Without question, flowering trees add unmistakable beauty to any course. However, due to their tender bark and dwarf stature, they are extremely sensitive to mower damage. This sensitive nature makes most flowering trees poor candidates for use on a golf course unless they can be carefully protected. Augusta National is a good example. The beautiful flowering dogwoods and azaleas have been planted underneath large pines where there is never an occasion to operate heavy mowing equipment.

Guideline No. 6

Try to avoid screening out scenic vistas. Scenic vistas include the clubhouse, ocean or mountain views, lakes or other open areas of the course. Once a scenic vista has been lost, it is usually forgotten and consequently may be lost forever.

Guideline No. 7

It is often best to avoid using a standardized tree planting as yardage indicators. Problems arise in the future when one of the plantings is lost or damaged.

For example, if palm trees are used on each hole to indicate a distance of 150 yards, it will be impossible to replace a dying palm with one of matching size. In addition, a tree planted to the edge of a fairway can severely penalize a golfer.

A better means of indication yardage may be to mark large, landmark trees already present throughout the course with small wooden or metal plaques. The advantage of marking landmark trees is that they blend in with the course surroundings, they are already present throughout the course, and because of their size, they can be seen by golfers that stray into adjacent fairways.

Guideline No. 8

When selecting trees, choose species that match the existing vegetation and have favorable characteristics. Cottonwoods and large fruit trees are not good candidates for golf courses because they are strong surface rooters or require continuous maintenance.
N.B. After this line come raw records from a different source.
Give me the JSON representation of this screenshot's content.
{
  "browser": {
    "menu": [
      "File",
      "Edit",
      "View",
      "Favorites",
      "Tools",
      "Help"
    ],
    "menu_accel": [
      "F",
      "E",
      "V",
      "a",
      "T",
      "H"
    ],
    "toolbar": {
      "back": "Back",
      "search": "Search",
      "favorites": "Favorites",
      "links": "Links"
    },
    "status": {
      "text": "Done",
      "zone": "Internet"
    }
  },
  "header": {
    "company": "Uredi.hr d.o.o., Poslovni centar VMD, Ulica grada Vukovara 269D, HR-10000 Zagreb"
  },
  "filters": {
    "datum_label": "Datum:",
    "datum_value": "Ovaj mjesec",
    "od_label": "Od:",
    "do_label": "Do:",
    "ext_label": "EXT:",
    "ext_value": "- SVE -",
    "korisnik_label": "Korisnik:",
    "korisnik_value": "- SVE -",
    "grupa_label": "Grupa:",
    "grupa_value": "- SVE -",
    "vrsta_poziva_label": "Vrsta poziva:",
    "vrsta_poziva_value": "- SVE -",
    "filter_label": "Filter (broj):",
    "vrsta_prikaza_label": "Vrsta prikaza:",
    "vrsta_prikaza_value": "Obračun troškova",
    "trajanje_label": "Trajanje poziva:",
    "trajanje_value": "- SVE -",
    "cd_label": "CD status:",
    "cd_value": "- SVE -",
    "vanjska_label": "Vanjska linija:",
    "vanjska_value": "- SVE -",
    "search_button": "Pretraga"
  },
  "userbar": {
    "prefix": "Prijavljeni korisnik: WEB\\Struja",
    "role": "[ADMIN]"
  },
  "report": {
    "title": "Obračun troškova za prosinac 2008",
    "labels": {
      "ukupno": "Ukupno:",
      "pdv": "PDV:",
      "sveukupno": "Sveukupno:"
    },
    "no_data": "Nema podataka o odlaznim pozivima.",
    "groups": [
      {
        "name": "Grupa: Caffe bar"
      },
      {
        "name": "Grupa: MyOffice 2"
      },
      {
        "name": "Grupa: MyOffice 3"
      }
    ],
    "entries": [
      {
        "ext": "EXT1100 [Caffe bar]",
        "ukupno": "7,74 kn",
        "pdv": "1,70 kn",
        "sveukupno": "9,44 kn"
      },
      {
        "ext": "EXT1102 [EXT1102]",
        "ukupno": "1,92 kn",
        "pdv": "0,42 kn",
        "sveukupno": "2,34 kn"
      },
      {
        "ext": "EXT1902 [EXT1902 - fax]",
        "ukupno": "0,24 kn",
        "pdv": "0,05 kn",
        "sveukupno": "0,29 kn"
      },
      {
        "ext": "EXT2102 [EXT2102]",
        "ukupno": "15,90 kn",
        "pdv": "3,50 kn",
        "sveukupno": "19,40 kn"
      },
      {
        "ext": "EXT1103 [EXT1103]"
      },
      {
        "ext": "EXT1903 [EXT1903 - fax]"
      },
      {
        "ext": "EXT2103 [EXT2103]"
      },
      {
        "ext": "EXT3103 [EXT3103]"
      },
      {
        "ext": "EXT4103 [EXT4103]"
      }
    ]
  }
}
In addition, try to limit the number of different species as much as possible. A continuous vegetation scheme is often the trademark of many of America’s highest ranked courses. An example is Oak Hill Country Club in Rochester, New York. This particular course has a continuous theme of oak trees from the first tee through the 18th green. Courses that tend to plant a potpourri of tree species are usually unflatteringly referred to as tree zoos or specimen parks.

Guideline No. 9

Try to naturalize the appearance of large tree plantings by randomizing the distance between each tree. A good way to develop a randomized tree planting would be to hit several dozen golf balls into a rough area from a distance of 200 yards. Then place a small flag where each ball has landed and selectively remove one flag at a time until there are an appropriate number left.

Guideline No. 10

To prevent unnecessary neglect of newly planted trees, never plant more than the maintenance staff can adequately maintain. During the first year of establishment, small trees require extra attention and frequent hand watering during the summer. If you must purchase trees in large numbers due to cost, it might be easier to establish a tree nursery near the maintenance facility where they can be easily cared for. Then, over the next several years, spread them over the course.


Remember that a good tree planting program on any course starts with a long range plan. What makes a golf course different from a park or your front yard is the presence of sensitive putting greens and the integrity of the game.

The agronomic impact of misplaced trees is commonly seen in the form of shade, root competition and poor air circulation. Thoughtful tree planting should not only improve the appearance and playability of your course, but more importantly remove those thorns from your superintendent’s side.